Может быть, он неплохой дядька. Дзюри смотрит на него исподлобья. Он представляется – Дзюри сразу же забывает это имя – и вежливо говорит: "Если ты любишь музыку, я мог бы сводить тебя на пару концертов. Мои друзья иногда дают мне билеты. Знаешь такую группу?" – он произносит пару модных названий; Дзюри назло ему пожимает плечами и улыбается.
И в ресторане она ведет себя так же. "Что будешь есть?" – пожимает плечами и улыбается, мама вмешивается: "Для нас это дорогой ресторан, я закажу за нее". Мамин друг дотрагивается до маминой руки. Мама смотрит другу в глаза, и они медленно улыбаются. "Плачу я", - говорит мамин друг. И обращается к Дзюри: "Ты можешь выбрать все, что хочешь".
- Помнишь, Дзюри, - внезапно говорит мама, - ты хотела пойти в ресторан, когда поступишь.
Мамин друг оживляется; Дзюри утыкается взглядом в стол, и на минуту ей кажется, что она плачет. Отец никогда бы не повел ее в такой ресторан.
Они опять переглядываются (Дзюри чувствует), потом мама встает из-за стола: "Ну, я пойду, эмн, кое-что проверю".
Друг наклоняется вперед и кашляет перед тем, как заговорить.
- Ты, наверное, поняла, что мы с твоей мамой любим друг друга. Я бы хотел жениться на ней. Я обещаю, что позабочусь о ней. И я хотел бы подружиться с тобой. Я знаю, что ты хорошая девочка.
Дзюри немеет. Опять? Хорошая девочка? Снова? И мама… Ей хочется спросить: "Разве я больше не нужна, что она хочет выйти замуж за вас?"
И как же папа?
В глубине души Дзюри никогда не переставала мечтать, что папа однажды передумает и вернется. Или мама передумает и будет снова встречаться с ним.
Канако молчит который день. Дзюри не знает, почему опять об этом думает.
Она не успевает ничего сказать: мама, распространяя запах духов и туалетного мыла, садится обратно, и они с другом снова обмениваются взглядами, и друг снова берет маму за руку, на этот раз уверенно.
Преодолев спазм в горле, Дзюри решительно говорит: "Я вспомнила, я ведь слышала название этой группы. Может быть, мы могли бы сходить на концерт?"
Друг улыбается. Главное, что улыбается мама. Дзюри опускает глаза и царапает вилкой тарелку.
*
Пока они едут домой, она проверяет и проверяет телефон. Новых сообщений нет, мама о чем-то воркует с другом, сообщений нет, нет. Потом приходит ммс с фотографией; Дзюри жадно загружает вложение, но это только фотография одноклассниц: "В караоке сегодня было весело". Дзюри чувствует разочарование и усталость.
*
Сразу, как за другом закрывается дверь, мама кидается ему звонить ("отличный вечер, еда понравилась, да, Дзюри очень довольна"), и Дзюри уходит в ванную. Она долго сидит, не включая воду. Потом визжит смс.
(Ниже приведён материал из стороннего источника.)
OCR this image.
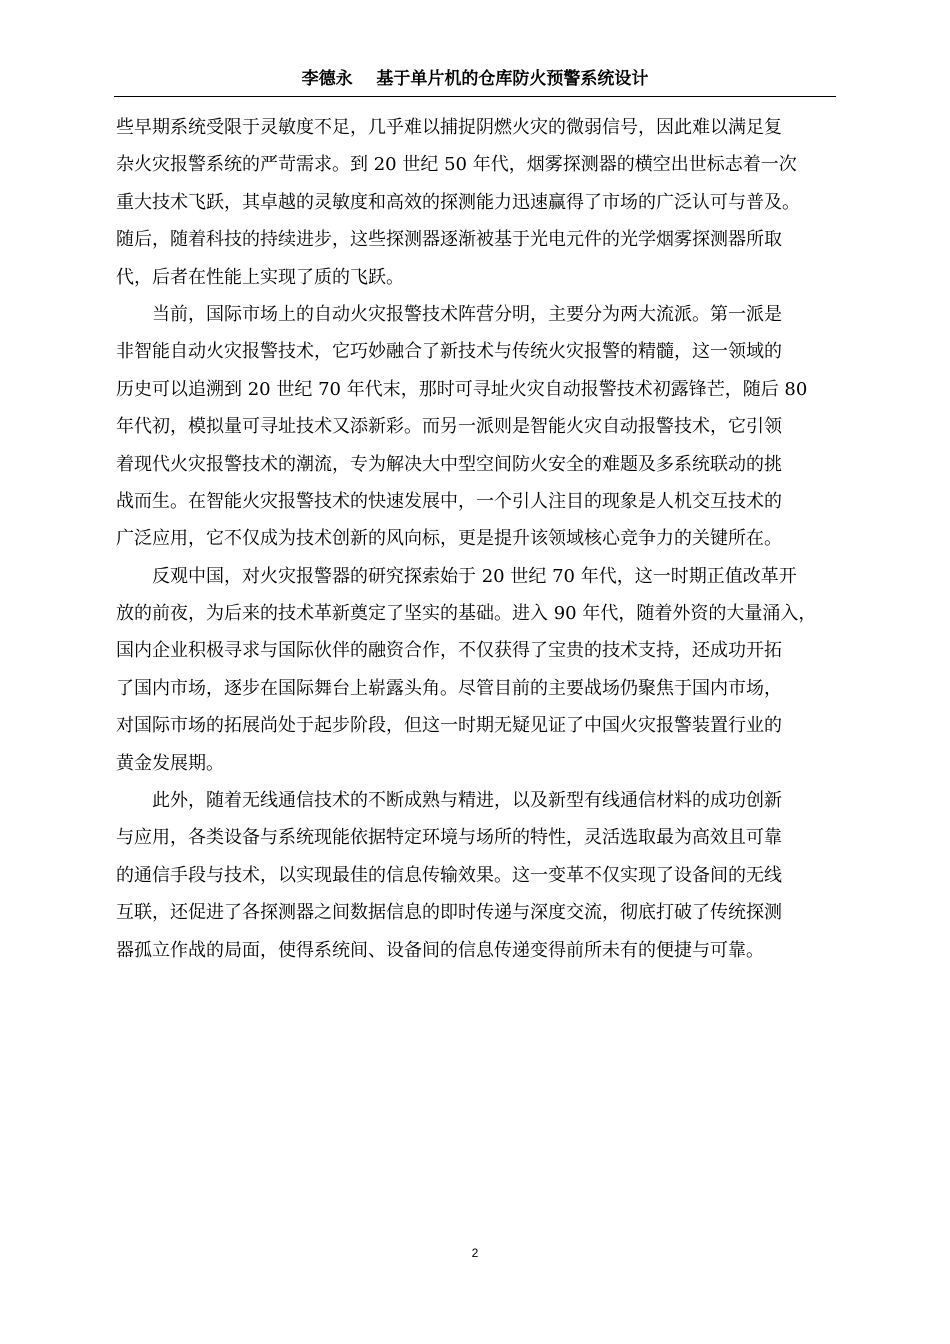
李德永 基于单片机的仓库防火预警系统设计
些早期系统受限于灵敏度不足，几乎难以捕捉阴燃火灾的微弱信号，因此难以满足复
杂火灾报警系统的严苛需求。到 20 世纪 50 年代，烟雾探测器的横空出世标志着一次
重大技术飞跃，其卓越的灵敏度和高效的探测能力迅速赢得了市场的广泛认可与普及。
随后，随着科技的持续进步，这些探测器逐渐被基于光电元件的光学烟雾探测器所取
代，后者在性能上实现了质的飞跃。
当前，国际市场上的自动火灾报警技术阵营分明，主要分为两大流派。第一派是
非智能自动火灾报警技术，它巧妙融合了新技术与传统火灾报警的精髓，这一领域的
历史可以追溯到 20 世纪 70 年代末，那时可寻址火灾自动报警技术初露锋芒，随后 80
年代初，模拟量可寻址技术又添新彩。而另一派则是智能火灾自动报警技术，它引领
着现代火灾报警技术的潮流，专为解决大中型空间防火安全的难题及多系统联动的挑
战而生。在智能火灾报警技术的快速发展中，一个引人注目的现象是人机交互技术的
广泛应用，它不仅成为技术创新的风向标，更是提升该领域核心竞争力的关键所在。
反观中国，对火灾报警器的研究探索始于 20 世纪 70 年代，这一时期正值改革开
放的前夜，为后来的技术革新奠定了坚实的基础。进入 90 年代，随着外资的大量涌入，
国内企业积极寻求与国际伙伴的融资合作，不仅获得了宝贵的技术支持，还成功开拓
了国内市场，逐步在国际舞台上崭露头角。尽管目前的主要战场仍聚焦于国内市场，
对国际市场的拓展尚处于起步阶段，但这一时期无疑见证了中国火灾报警装置行业的
黄金发展期。
此外，随着无线通信技术的不断成熟与精进，以及新型有线通信材料的成功创新
与应用，各类设备与系统现能依据特定环境与场所的特性，灵活选取最为高效且可靠
的通信手段与技术，以实现最佳的信息传输效果。这一变革不仅实现了设备间的无线
互联，还促进了各探测器之间数据信息的即时传递与深度交流，彻底打破了传统探测
器孤立作战的局面，使得系统间、设备间的信息传递变得前所未有的便捷与可靠。
2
"Спасибо тебе за письма, Котори".
Котори?
"Я не была уверена, что должна написать".
*
Хина… нет, Канако начинает встречаться с кем-то. Дзюри не спрашивает, с кем, по большому счету важно не это. Канако так не уверена в себе, что спрашивает совета воображаемой Котори по любой мелочи. Дзюри впервые с развода родителей всерьез чувствует, что кому-то нужна. Ей не хочется возвращаться домой, она подолгу сидит в библиотеке над журналами, потому что на самом-то деле она сама никогда не была на свиданиях. Больше всего ей не нравится мысль, что на одной из следующих встреч этот… кто бы он ни был… может попробовать поцеловать Канако. То, что Канако говорит только о нем, почти не беспокоит Дзюри. В конце концов, Канако говорит об этом с ней. В конце концов, Дзюри так плотно вовлечена в эти отношения, что иногда даже думает, с кем именно встречается этот мальчик. От таких мыслей ее передергивает.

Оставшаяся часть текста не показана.